The surge in far-flung and destructive cyber attacks is not good for national security, but for an increasing number of hackers and researchers, it is great for job security.
The new reality is on display in Las Vegas this week at the annual Black Hat and Def Con security conferences, which now have a booming side business in recruiting.
“Hosting big parties has enabled us to meet more talent in the community, helping fill key positions and also retain great people,” said Jen Ellis, a vice president with cybersecurity firm Rapid7 Inc, which filled the hip Hakkasan nightclub on Wednesday at one of the week’s most popular parties.
Twenty or even 10 years ago, career options for technology tinkerers were mostly limited to security firms, handfuls of jobs inside mainstream companies, and in government agencies.
But as tech has taken over the world, the opportunities in the security field have exploded.
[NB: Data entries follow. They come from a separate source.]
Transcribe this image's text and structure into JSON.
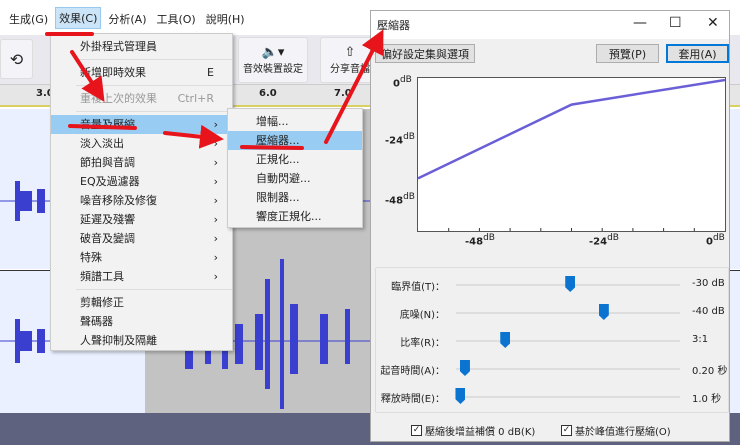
{
  "menubar": {
    "items": [
      "生成(G)",
      "效果(C)",
      "分析(A)",
      "工具(O)",
      "說明(H)"
    ],
    "active": 1
  },
  "toolbar": {
    "audio_setup": "音效裝置設定",
    "share_audio": "分享音檔"
  },
  "ruler": {
    "ticks": [
      "3.0",
      "6.0",
      "7.0"
    ]
  },
  "effects_menu": {
    "items": [
      {
        "label": "外掛程式管理員"
      },
      {
        "label": "新增即時效果",
        "shortcut": "E"
      },
      {
        "label": "重複上次的效果",
        "shortcut": "Ctrl+R",
        "disabled": true
      },
      {
        "label": "音量及壓縮",
        "submenu": true,
        "highlighted": true
      },
      {
        "label": "淡入淡出",
        "submenu": true
      },
      {
        "label": "節拍與音調",
        "submenu": true
      },
      {
        "label": "EQ及過濾器",
        "submenu": true
      },
      {
        "label": "噪音移除及修復",
        "submenu": true
      },
      {
        "label": "延遲及殘響",
        "submenu": true
      },
      {
        "label": "破音及變調",
        "submenu": true
      },
      {
        "label": "特殊",
        "submenu": true
      },
      {
        "label": "頻譜工具",
        "submenu": true
      },
      {
        "label": "剪輯修正"
      },
      {
        "label": "聲碼器"
      },
      {
        "label": "人聲抑制及隔離"
      }
    ]
  },
  "volume_submenu": {
    "items": [
      "增幅...",
      "壓縮器...",
      "正規化...",
      "自動閃避...",
      "限制器...",
      "響度正規化..."
    ],
    "highlighted": 1
  },
  "dialog": {
    "title": "壓縮器",
    "presets_button": "偏好設定集與選項",
    "preview_button": "預覽(P)",
    "apply_button": "套用(A)",
    "graph": {
      "y_ticks": [
        "0",
        "-24",
        "-48"
      ],
      "x_ticks": [
        "-48",
        "-24",
        "0"
      ],
      "unit": "dB",
      "curve": [
        {
          "in": -60,
          "out": -40
        },
        {
          "in": -30,
          "out": -10
        },
        {
          "in": 0,
          "out": 0
        }
      ],
      "range": [
        -60,
        0
      ],
      "line_color": "#6b5fd8"
    },
    "sliders": [
      {
        "label": "臨界值(T)：",
        "value": "-30 dB",
        "position": 0.51
      },
      {
        "label": "底噪(N)：",
        "value": "-40 dB",
        "position": 0.66
      },
      {
        "label": "比率(R)：",
        "value": "3:1",
        "position": 0.22
      },
      {
        "label": "起音時間(A)：",
        "value": "0.20 秒",
        "position": 0.04
      },
      {
        "label": "釋放時間(E)：",
        "value": "1.0 秒",
        "position": 0.02
      }
    ],
    "checkboxes": [
      {
        "label": "壓縮後增益補償 0 dB(K)",
        "checked": true
      },
      {
        "label": "基於峰值進行壓縮(O)",
        "checked": true
      }
    ],
    "checkmark": "✓"
  },
  "colors": {
    "annotation": "#e8141b",
    "wave": "#3b3fcf",
    "highlight": "#99ccf2"
  }
}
Whole industries that used to have little to do with technology now need protection, including automobiles, medical devices and the ever-expanding Internet of Things, from thermostats and fish tanks to home security devices.
More insurance companies now cover breaches, with premiums reduced for strong security practices. And lawyers are making sure that cloud providers are held responsible if a customer’s data is stolen from them and otherwise pushing to hold tech companies liable for problems, meaning they need security experts too.
The non-profit Center for Cyber Safety and Education last month predicted a global shortage of 1.8 million skilled security workers in 2022. The group, which credentials security professionals, said that a third of hiring managers plan to boost their security teams by at least 15 percent.
For hackers who prefer to pick things apart rather than stand guard over them, an enormous number of companies now offer “bug bounties,” or formal rewards, for warnings about vulnerabilities that leave them exposed to criminals or spies.
One of the outside firms that handle such programs, HackerOne, said it has paid out $18.8 million since 2014 to fix 50,140 bugs, with about half of that work done in the past year.
Mark Litchfield made it into the firm’s “Hacker Hall of Fame” last year by being the first to pull in more than $500,000 in bounties through the platform, well more than he earned at his last full-time security job, at consulting firm NCC Group.
In the old days, “The only payout was publicity, free press,” Litchfield said. “That was the payoff then. The payoff now is literally to be paid in dollars.”
There are other emerging ways to make money too. Justine Bone’s medical hacking firm, MedSec, took the unprecedented step last year of openly teaming with an investor who was selling shares short, betting that they would lose value.
It was acrimonious, but St Jude Medical ultimately fixed its pacemaker monitors, which could have been hacked, and Bone predicted others will try the same path.
“Us cyber security nerds have spent most of our careers trying to make the world a better place by engaging with companies, finding bugs which companies may or may not repair,” Bone said.
“If we can take our expertise out to customers, media, regulators, nonprofits and think tanks and out to the financial sector, the investors and analysts, we start to help companies understand in terms of their external environment.”
Chris Wysopal, co-founder of code auditor Veracode, bought in April by CA Technologies, said that he was initially skeptical of the MedSec approach but came around to it, in part because it worked. He appeared at Black Hat with Bone.
“Many have written that the software and hardware market is dysfunctional, a lemon market, because buyers don’t know how insecure the products they purchase are,” Wysopal said in an interview.
“I’d like to see someone fixing this broken market. Profiting off of that fix seems like the best approach for a capitalism-based economy.”